HIRI remains a major clinical challenge in liver surgery and transplantation, particularly in the context of advanced surgical techniques, oncological treatments involving major hepatectomies, and the increasing use of donors under expanded criteria and donors after cardiac death grafts, all of which are associated with a high risk of postoperative complications. The onset of HIRI is attributed to multifactorial pathogenic processes, involving oxidative stress, mitochondrial dysfunction, calcium overload, and inflammatory and molecular signaling. The limited understanding of the underlying mechanisms is strongly associated with the complexity of developing effective therapeutic strategies. IP has emerged as a promising protective intervention, capable of attenuating hepatic damage through the activation of cellular defense mechanisms, attenuation of the systemic inflammatory response, moderation of ROS production and modulation of programmed cell death pathways. Beyond its local hepatoprotective effects, IP also appears to exert systemic benefits, potentially reducing injury to distant organs, including the lungs, kidneys, heart, gastrointestinal system and brain.
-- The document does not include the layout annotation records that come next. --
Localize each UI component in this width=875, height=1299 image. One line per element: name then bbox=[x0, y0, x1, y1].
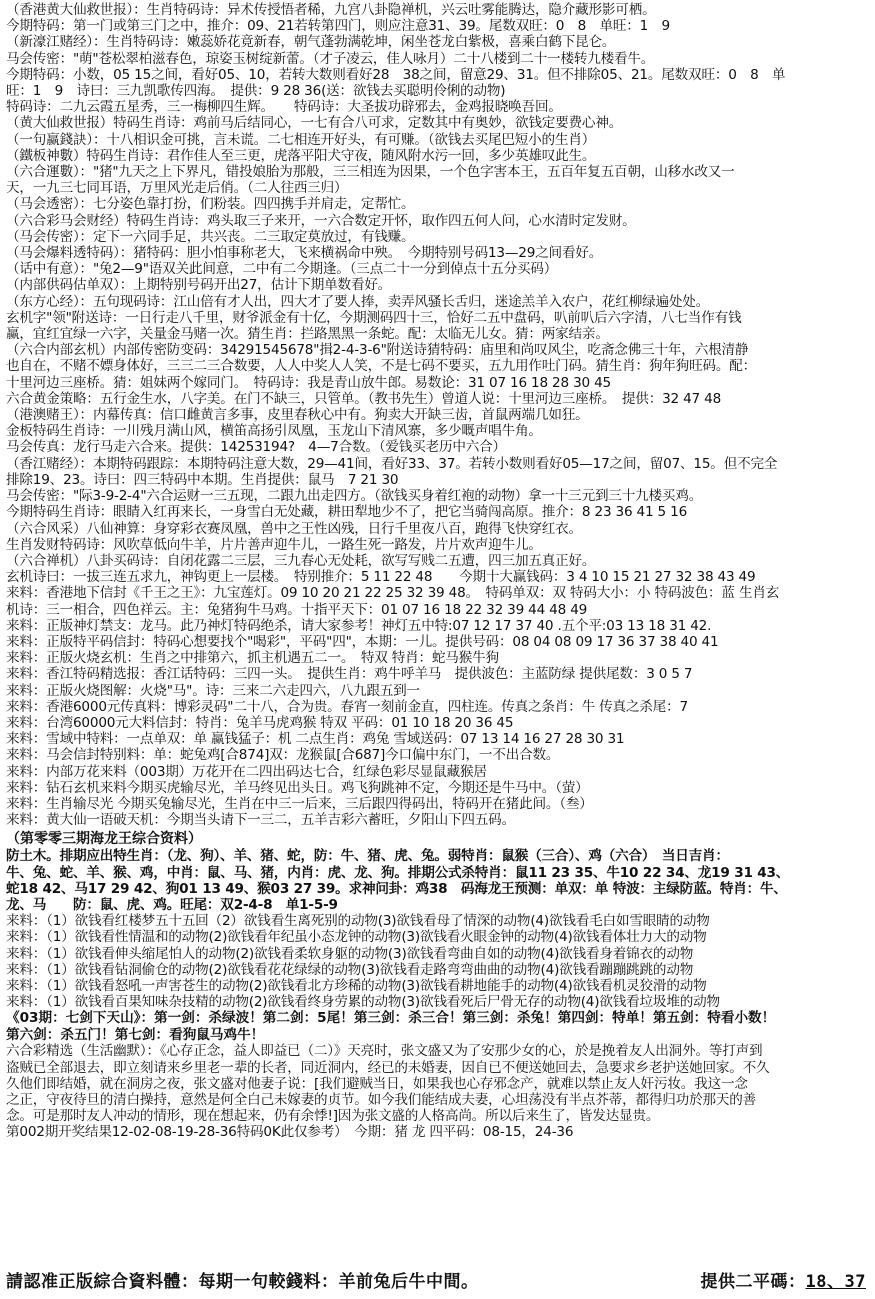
footer-slogan: 請認准正版綜合資料體：每期一句較錢料：羊前兔后牛中間。 bbox=[6, 1272, 479, 1292]
text-line: 排除19、23。诗曰：四三特码中本期。生肖提供：鼠马 7 21 30 bbox=[6, 471, 399, 488]
text-line: （鐵板神數）特码生肖诗：君作佳人至三更，虎落平阳犬守夜，随风附水污一回，多少英雄叹此生。 bbox=[6, 147, 596, 164]
text-line: 来料：生肖输尽光 今期买兔输尽光，生肖在中三一后来，三后跟四得码出，特码开在猪此间。（叁） bbox=[6, 795, 593, 812]
prediction-block bbox=[6, 848, 870, 913]
footer-flat-codes bbox=[701, 1268, 866, 1296]
text-line: （内部供码估单双）：上期特别号码开出27，估计下期单数看好。 bbox=[6, 277, 392, 294]
seven-swords-line: 《03期：七剑下天山》：第一剑：杀绿波！第二剑：5尾！第三剑：杀三合！第三剑：杀兔！第四剑：特单！第五剑：特看小数！ bbox=[6, 1010, 776, 1027]
prediction-line: 防土木。排期应出特生肖：（龙、狗）、羊、猪、蛇，防：牛、猪、虎、兔。弱特肖：鼠猴（三合）、鸡（六合） 当日吉肖： bbox=[6, 848, 729, 865]
text-line: （六合禅机）八卦买码诗：自闭花露二三层，三九春心无处耗，欲写写贱二五遭，四三加五真正好。 bbox=[6, 552, 596, 569]
footer-flat-codes-numbers: 18、37 bbox=[805, 1272, 866, 1292]
text-line: 来料：香港6000元传真料：博彩灵码"二十八，合为贵。春宵一刻前金直，四柱连。传真之条肖：牛 传真之杀尾：7 bbox=[6, 698, 688, 715]
text-line: （黄大仙救世报）特码生肖诗：鸡前马后结同心，一七有合八可求，定数其中有奥妙，欲钱定要费心神。 bbox=[6, 115, 623, 132]
wish-line: 来料：（1）欲钱看性情温和的动物(2)欲钱看年纪虽小态龙钟的动物(3)欲钱看火眼金钟的动物(4)欲钱看体壮力大的动物 bbox=[6, 929, 707, 946]
text-line: 六合黄金策略：五行金生水，八字美。在门不缺三，只管单。（教书先生）曾道人说：十里河边三座桥。 提供：32 47 48 bbox=[6, 390, 722, 407]
text-line: 来料：台湾60000元大料信封：特肖：兔羊马虎鸡猴 特双 平码：01 10 18 20 36 45 bbox=[6, 714, 514, 731]
text-line: （话中有意）："兔2—9"语双关此间意，二中有二今期逢。（三点二十一分到倬点十五分买码） bbox=[6, 261, 558, 278]
text-line: 十里河边三座桥。猜：姐妹两个嫁同门。 特码诗：我是青山放牛郎。易数论：31 07 16 18 28 30 45 bbox=[6, 374, 611, 391]
text-line: 赢，宜红宜绿一六字，关量金马赌一次。猜生肖：拦路黑黑一条蛇。配：太临无儿女。猜：两家结亲。 bbox=[6, 326, 609, 343]
wish-line: 来料：（1）欲钱看怒吼一声害苍生的动物(2)欲钱看北方珍稀的动物(3)欲钱看耕地能手的动物(4)欲钱看机灵狡滑的动物 bbox=[6, 977, 707, 994]
text-line: 来料：正版神灯禁支：龙马。此乃神灯特码绝杀，请大家参考！神灯五中特:07 12 17 37 40 .五个平:03 13 18 31 42. bbox=[6, 617, 712, 634]
prediction-line: 龙、马 防：鼠、虎、鸡。旺尾：双2-4-8 单1-5-9 bbox=[6, 896, 338, 913]
top-text-block bbox=[6, 2, 870, 828]
text-line: （香港黄大仙救世报）：生肖特码诗：异术传授悟者稀，九宫八卦隐禅机，兴云吐雾能腾达，隐介藏形影可栖。 bbox=[6, 2, 656, 18]
text-line: 来料：正版火烧图解：火烧"马"。诗：三来二六走四六，八九跟五到一 bbox=[6, 682, 420, 699]
story-block bbox=[6, 1043, 870, 1124]
text-line: 天，一九三七同耳语，万里风光走后俏。（二人往西三归） bbox=[6, 180, 348, 197]
result-line-block bbox=[6, 1124, 870, 1140]
text-line: （新濠江赌经）：生肖特码诗：嫩蕊娇花竟新春，朝气蓬勃满乾坤，闲坐苍龙白紫极，喜乘白鹤下昆仑。 bbox=[6, 34, 616, 51]
text-line: （六合運數）："猪"九天之上下界凡，错投娘胎为那般，三三相连为因果，一个色字害本王，五百年复五百朝，山移水改又一 bbox=[6, 164, 735, 181]
story-line: 盗贼已全部退去，即立刻请来乡里老一辈的长者，同近洞内，经已的未婚妻，因自已不便送她回去，急要求乡老护送她回家。不久 bbox=[6, 1059, 770, 1076]
story-line: 念。可是那时友人冲动的情形，现在想起来，仍有余悸!]因为张文盛的人格高尚。所以后来生了，皆发达显贵。 bbox=[6, 1108, 660, 1125]
text-line: 旺：1 9 诗曰：三九凯歌传四海。 提供：9 28 36(送：欲钱去买聪明伶俐的动物) bbox=[6, 83, 506, 100]
text-line: 今期特码：第一门或第三门之中，推介：09、21若转第四门，则应注意31、39。尾数双旺：0 8 单旺：1 9 bbox=[6, 18, 670, 35]
story-line: 久他们即结婚，就在洞房之夜，张文盛对他妻子说：[我们避贼当日，如果我也心存邪念产，就难以禁止友人奸污妆。我这一念 bbox=[6, 1075, 748, 1092]
text-line: 马会传密："际3-9-2-4"六合运财一三五现，二跟九出走四方。（欲钱买身着红袍的动物）拿一十三元到三十九楼买鸡。 bbox=[6, 488, 703, 505]
text-line: （马会传密）：定下一六同手足，共兴丧。二三取定莫放过，有钱赚。 bbox=[6, 228, 415, 245]
text-line: 也自在，不赌不嫖身体好，三三二三合数要，人人中奖人人笑，不是七码不要买，五九用作吐门码。猜生肖：狗年狗旺码。配： bbox=[6, 358, 757, 375]
wish-line: 来料：（1）欲钱看红楼梦五十五回（2）欲钱看生离死别的动物(3)欲钱看母了情深的动物(4)欲钱看毛白如雪眼睛的动物 bbox=[6, 913, 710, 930]
footer-bar bbox=[6, 1268, 870, 1296]
text-line: 来料：正版火烧玄机：生肖之中排第六，抓主机遇五二一。 特双 特肖：蛇马猴牛狗 bbox=[6, 650, 499, 667]
result-line: 第002期开奖结果12-02-08-19-28-36特码0K此仅参考） 今期：猪 龙 四平码：08-15，24-36 bbox=[6, 1124, 574, 1141]
text-line: 来料：马会信封特别料：单：蛇兔鸡[合874]双：龙猴鼠[合687]今口偏中东门，一不出合数。 bbox=[6, 747, 560, 764]
text-line: 玄机诗曰：一拔三连五求九，神钩更上一层楼。 特别推介：5 11 22 48 今期十大赢钱码：3 4 10 15 21 27 32 38 43 49 bbox=[6, 569, 756, 586]
text-line: 金板特码生肖诗：一川残月满山风，横笛高扬引凤凰，玉龙山下清风寨，多少嘅声唱牛角。 bbox=[6, 423, 542, 440]
text-line: 来料：正版特平码信封：特码心想要找个"喝彩"，平码"四"，本期：一儿。提供号码：08 04 08 09 17 36 37 38 40 41 bbox=[6, 633, 719, 650]
text-line: 来料：雪域中特料：一点单双：单 赢钱猛子：机 二点生肖：鸡兔 雪域送码：07 13 14 16 27 28 30 31 bbox=[6, 731, 625, 748]
text-line: 特码诗：二九云霞五星秀，三一梅柳四生辉。 特码诗：大圣拔功辟邪去，金鸡报晓唤吾回。 bbox=[6, 99, 562, 116]
text-line: （六合风采）八仙神算：身穿彩衣赛凤凰，兽中之王性凶残，日行千里夜八百，跑得飞快穿红衣。 bbox=[6, 520, 582, 537]
prediction-line: 牛、兔、蛇、羊、猴、鸡，中肖：鼠、马、猪，内肖：虎、龙、狗。排期公式杀特肖：鼠11 23 35、牛10 22 34、龙19 31 43、 bbox=[6, 864, 790, 881]
text-line: （马会爆料透特码）：猪特码：胆小怕事称老大，飞来横祸命中殃。 今期特别号码13—29之间看好。 bbox=[6, 245, 603, 262]
text-line: 机诗：三一相合，四色祥云。主：兔猪狗牛马鸡。十指平天下：01 07 16 18 22 32 39 44 48 49 bbox=[6, 601, 588, 618]
wish-line: 来料：（1）欲钱看钻洞偷仓的动物(2)欲钱看花花绿绿的动物(3)欲钱看走路弯弯曲曲的动物(4)欲钱看蹦蹦跳跳的动物 bbox=[6, 961, 694, 978]
text-line: （香江赌经）：本期特码跟踪：本期特码注意大数，29—41间，看好33、37。若转小数则看好05—17之间，留07、15。但不完全 bbox=[6, 455, 778, 472]
newspaper-page bbox=[6, 2, 870, 1296]
text-line: 生肖发财特码诗：风吹草低向牛羊，片片善声迎牛儿，一路生死一路发，片片欢声迎牛儿。 bbox=[6, 536, 542, 553]
prediction-line: 蛇18 42、马17 29 42、狗01 13 49、猴03 27 39。求神问卦：鸡38 码海龙王预测：单双：单 特波：主绿防蓝。特肖：牛、 bbox=[6, 880, 787, 897]
wish-lines-block bbox=[6, 913, 870, 1010]
text-line: （马会透密）：七分姿色靠打扮，们粉装。四四携手并肩走，定帮忙。 bbox=[6, 196, 415, 213]
text-line: 来料：钻石玄机来料今期买虎输尽光，羊马终见出头日。鸡飞狗跳神不定，今期还是牛马中。（萤） bbox=[6, 779, 589, 796]
text-line: （一句赢錢訣）：十八相识金可挑，言未谎。二七相连开好头，有可赚。（欲钱去买尾巴短小的生肖） bbox=[6, 131, 596, 148]
text-line: 今期特码：小数，05 15之间，看好05、10，若转大数则看好28 38之间，留意29、31。但不排除05、21。尾数双旺：0 8 单 bbox=[6, 66, 786, 83]
text-line: （六合内部玄机）内部传密防变码：34291545678"揖2-4-3-6"附送诗猜特码：庙里和尚叹风尘，吃斋念佛三十年，六根清静 bbox=[6, 342, 749, 359]
wish-line: 来料：（1）欲钱看伸头缩尾怕人的动物(2)欲钱看柔软身躯的动物(3)欲钱看弯曲自如的动物(4)欲钱看身着锦衣的动物 bbox=[6, 945, 694, 962]
text-line: 来料：香港地下信封《千王之王》：九宝莲灯。09 10 20 21 22 25 32 39 48。 特码单双：双 特码大小：小 特码波色：蓝 生肖玄 bbox=[6, 585, 780, 602]
text-line: 今期特码生肖诗：眼睛入红再来长，一身雪白无处藏，耕田犁地少不了，把它当骑闯高原。推介：8 23 36 41 5 16 bbox=[6, 504, 688, 521]
footer-flat-codes-label: 提供二平碼： bbox=[700, 1272, 806, 1292]
text-line: 马会传真：龙行马走六合来。提供：14253194? 4—7合数。（爱钱买老历中六合） bbox=[6, 439, 506, 456]
text-line: 来料：黄大仙一语破天机：今期当头请下一三二，五羊吉彩六蓄旺，夕阳山下四五码。 bbox=[6, 812, 515, 829]
text-line: （六合彩马会财经）特码生肖诗：鸡头取三子来开，一六合数定开怀，取作四五何人问，心水清时定发财。 bbox=[6, 212, 636, 229]
seven-swords-line: 第六剑：杀五门！第七剑：看狗鼠马鸡牛！ bbox=[6, 1026, 265, 1043]
wish-line: 来料：（1）欲钱看百果知味杂技精的动物(2)欲钱看终身劳累的动物(3)欲钱看死后尸骨无存的动物(4)欲钱看垃圾堆的动物 bbox=[6, 994, 720, 1011]
text-line: 来料：香江特码精选报：香江话特码：三四一头。 提供生肖：鸡牛呼羊马 提供波色：主蓝防绿 提供尾数：3 0 5 7 bbox=[6, 666, 693, 683]
section-title: （第零零三期海龙王综合资料） bbox=[6, 831, 202, 848]
text-line: 马会传密："萌"苍松翠柏滋春色，琼姿玉树绽新蕾。（才子凌云，佳人咏月）二十八楼到二十一楼转九楼看牛。 bbox=[6, 50, 655, 67]
text-line: （东方心经）：五句现码诗：江山倍有才人出，四大才了要人捧，卖弄风骚长舌归，迷途羔羊入农户，花红柳绿遍处处。 bbox=[6, 293, 710, 310]
story-line: 六合彩精选（生活幽默）：《心存正念，益人即益已（二）》天亮时，张文盛又为了安那少女的心，於是挽着友人出洞外。等打声到 bbox=[6, 1043, 763, 1060]
seven-swords-block bbox=[6, 1010, 870, 1043]
text-line: 来料：内部万花来料（003期）万花开在二四出码达七合，红绿色彩尽显鼠藏猴居 bbox=[6, 763, 487, 780]
story-line: 之正，守夜待旦的清白操持，意然是何全白己未嫁妻的贞节。如今我们能结成夫妻，心坦荡没有半点芥蒂，都得归功於那天的善 bbox=[6, 1092, 757, 1108]
text-line: （港澳赌王）：内幕传真：信口雌黄言多事，皮里春秋心中有。狗卖大开缺三齿，首鼠两端几如狂。 bbox=[6, 407, 589, 424]
text-line: 玄机字"领"附送诗：一日行走八千里，财爷派金有十亿，今期测码四十三，恰好二五中盘码，叭前叭后六字清，八七当作有钱 bbox=[6, 309, 742, 326]
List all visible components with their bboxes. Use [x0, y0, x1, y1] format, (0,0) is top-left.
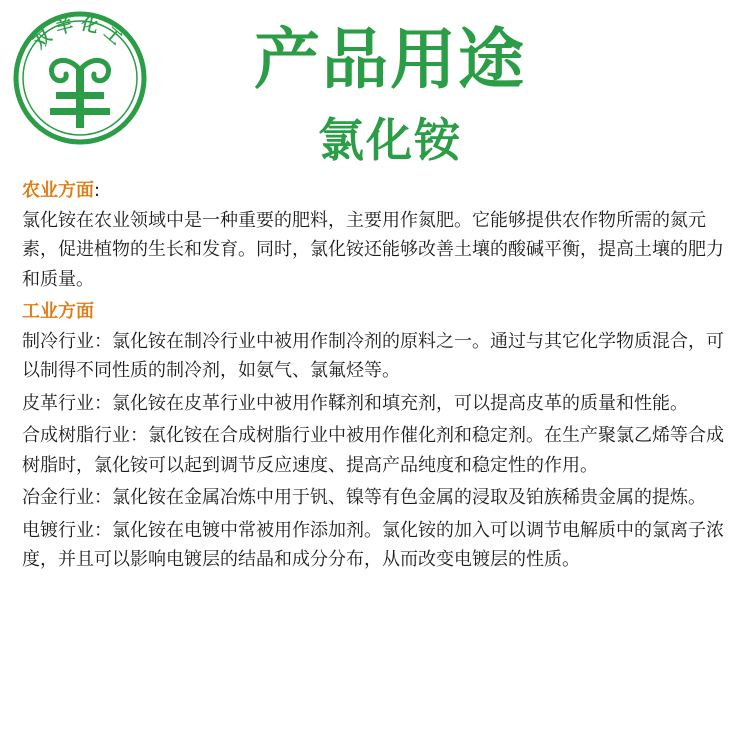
- logo-text: 双羊化工: [29, 14, 131, 54]
- product-name: 氯化铵: [318, 113, 462, 167]
- content-body: [22, 176, 730, 578]
- industry-item-metallurgy: 冶金行业：氯化铵在金属冶炼中用于钒、镍等有色金属的浸取及铂族稀贵金属的提炼。: [22, 487, 706, 508]
- page-title: 产品用途: [254, 21, 526, 98]
- agriculture-text: 氯化铵在农业领域中是一种重要的肥料，主要用作氮肥。它能够提供农作物所需的氮元素，促进植物的生长和发育。同时，氯化铵还能够改善土壤的酸碱平衡，提高土壤的肥力和质量。: [22, 209, 724, 290]
- agriculture-heading: 农业方面:: [22, 180, 101, 201]
- industry-item-leather: 皮革行业：氯化铵在皮革行业中被用作鞣剂和填充剂，可以提高皮革的质量和性能。: [22, 392, 688, 414]
- industry-item-electroplating: 电镀行业：氯化铵在电镀中常被用作添加剂。氯化铵的加入可以调节电解质中的氯离子浓度，并且可以影响电镀层的结晶和成分分布，从而改变电镀层的性质。: [22, 519, 724, 570]
- industry-heading: 工业方面: [22, 301, 94, 322]
- industry-item-resin: 合成树脂行业：氯化铵在合成树脂行业中被用作催化剂和稳定剂。在生产聚氯乙烯等合成树脂时，氯化铵可以起到调节反应速度、提高产品纯度和稳定性的作用。: [22, 425, 724, 476]
- industry-item-refrigeration: 制冷行业：氯化铵在制冷行业中被用作制冷剂的原料之一。通过与其它化学物质混合，可以制得不同性质的制冷剂，如氨气、氯氟烃等。: [22, 330, 724, 381]
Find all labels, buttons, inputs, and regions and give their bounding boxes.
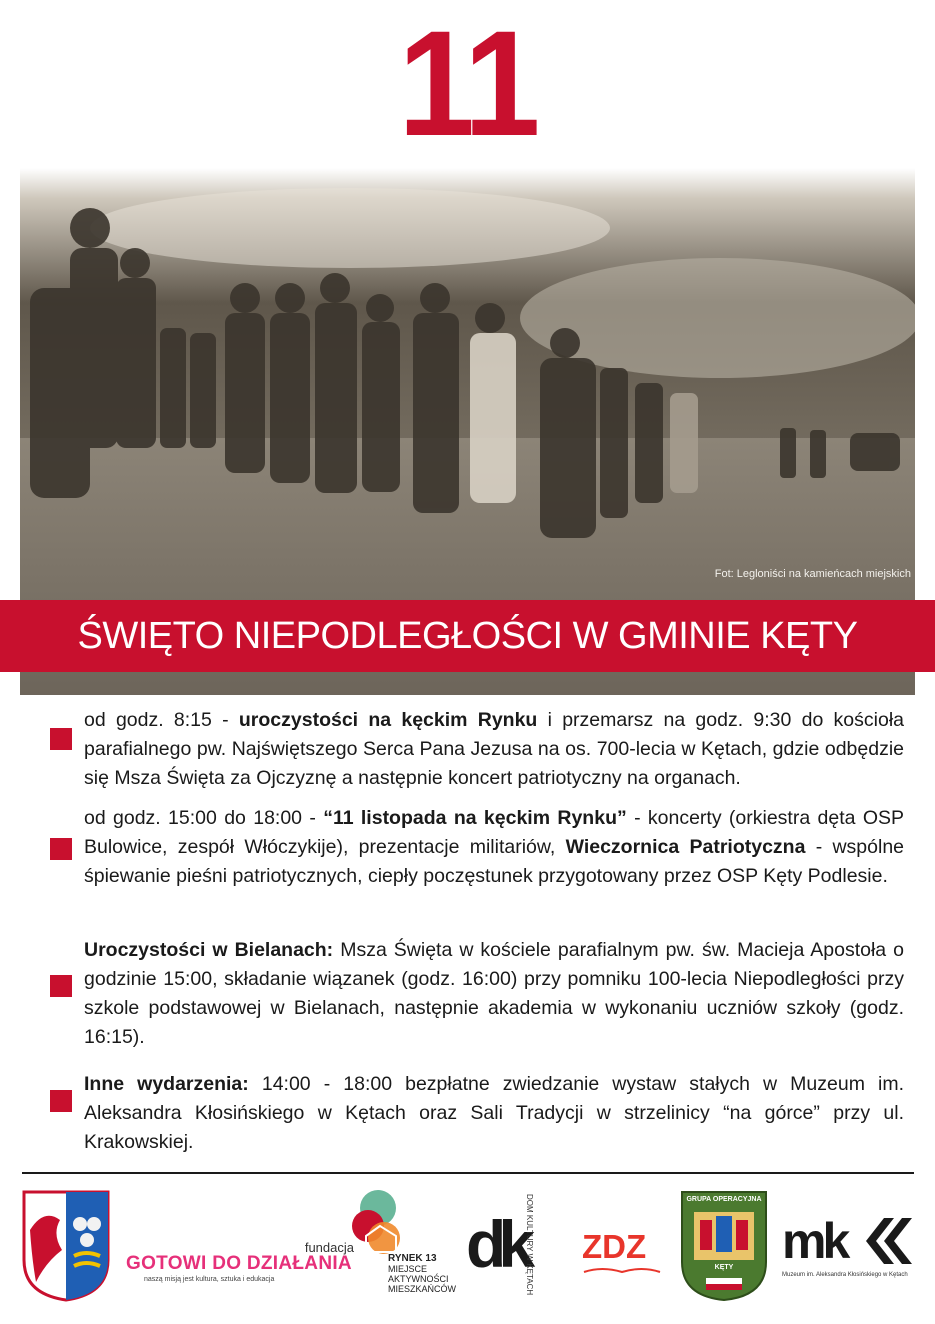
fundacja-name: GOTOWI DO DZIAŁANIA (126, 1253, 352, 1274)
bullet-marker (50, 728, 72, 750)
photo-caption: Fot: Legloniści na kamieńcach miejskich (714, 568, 911, 580)
event-banner (0, 600, 935, 672)
rynek-line2: MIEJSCE (388, 1264, 428, 1274)
coat-of-arms-logo (22, 1190, 110, 1302)
zdz-logo (582, 1228, 664, 1276)
event-text: Uroczystości w Bielanach: Msza Święta w kościele parafialnym pw. św. Macieja Apostoła o godzinie 15:00, składanie wiązanek (godz. 16:00) przy pomniku 100-lecia Niepodległości przy szkole podstawowej w Bielanach, następnie akademia w wykonaniu uczniów szkoły (godz. 16:15). (84, 939, 904, 1048)
rynek-line3: AKTYWNOŚCI (388, 1274, 449, 1284)
muzeum-logo (782, 1212, 916, 1282)
fundacja-small-label: fundacja (304, 1240, 354, 1255)
event-text: Inne wydarzenia: 14:00 - 18:00 bezpłatne zwiedzanie wystaw stałych w Muzeum im. Aleksandra Kłosińskiego w Kętach oraz Sali Tradycji w strzelinicy “na górce” przy ul. Krakowskiej. (84, 1073, 905, 1153)
banner-title: ŚWIĘTO NIEPODLEGŁOŚCI W GMINIE KĘTY (77, 614, 858, 657)
dom-kultury-logo (466, 1192, 570, 1304)
mk-caption: Muzeum im. Aleksandra Kłosińskiego w Kętach (782, 1272, 908, 1278)
dk-letters: dk (466, 1207, 528, 1281)
rynek-line4: MIESZKAŃCÓW (388, 1284, 457, 1294)
grupa-operacyjna-logo (680, 1190, 768, 1302)
zdz-letters: ZDZ (582, 1228, 647, 1265)
fundacja-tagline: naszą misją jest kultura, sztuka i edukacja (144, 1276, 275, 1283)
bullet-marker (50, 1090, 72, 1112)
mk-letters: mk (782, 1213, 847, 1269)
fundacja-logo (126, 1240, 362, 1300)
rynek-line1: RYNEK 13 (388, 1253, 437, 1264)
bullet-marker (50, 975, 72, 997)
grupa-city: KĘTY (714, 1264, 734, 1271)
bullet-marker (50, 838, 72, 860)
grupa-title: GRUPA OPERACYJNA (686, 1196, 762, 1203)
page-title: 11 (398, 0, 537, 167)
divider (22, 1172, 914, 1174)
event-text: od godz. 15:00 do 18:00 - “11 listopada na kęckim Rynku” - koncerty (orkiestra dęta OSP Bulowice, zespół Włóczykije), prezentacje militariów, Wieczornica Patriotyczna - wspólne śpiewanie pieśni patriotycznych, ciepły poczęstunek przygotowany przez OSP Kęty Podlesie. (84, 807, 905, 887)
event-text: od godz. 8:15 - uroczystości na kęckim Rynku i przemarsz na godz. 9:30 do kościoła parafialnego pw. Najświętszego Serca Pana Jezusa na os. 700-lecia w Kętach, gdzie odbędzie się Msza Święta za Ojczyznę a następnie koncert patriotyczny na organach. (84, 709, 904, 789)
dk-arc-text: DOM KULTURY W KĘTACH (525, 1194, 534, 1296)
rynek13-logo (350, 1190, 457, 1302)
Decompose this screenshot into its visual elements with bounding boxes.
Evidence from experimental studies suggests that molecular and immunomodulatory pathways triggered by hepatic IP are responsible for its global protective effects. These findings highlight IP as a valuable strategy for improving outcomes in liver transplantation and other high-risk surgical settings. However, further experimental and clinical research is needed to clarify the optimal protocol and optimize its clinical application.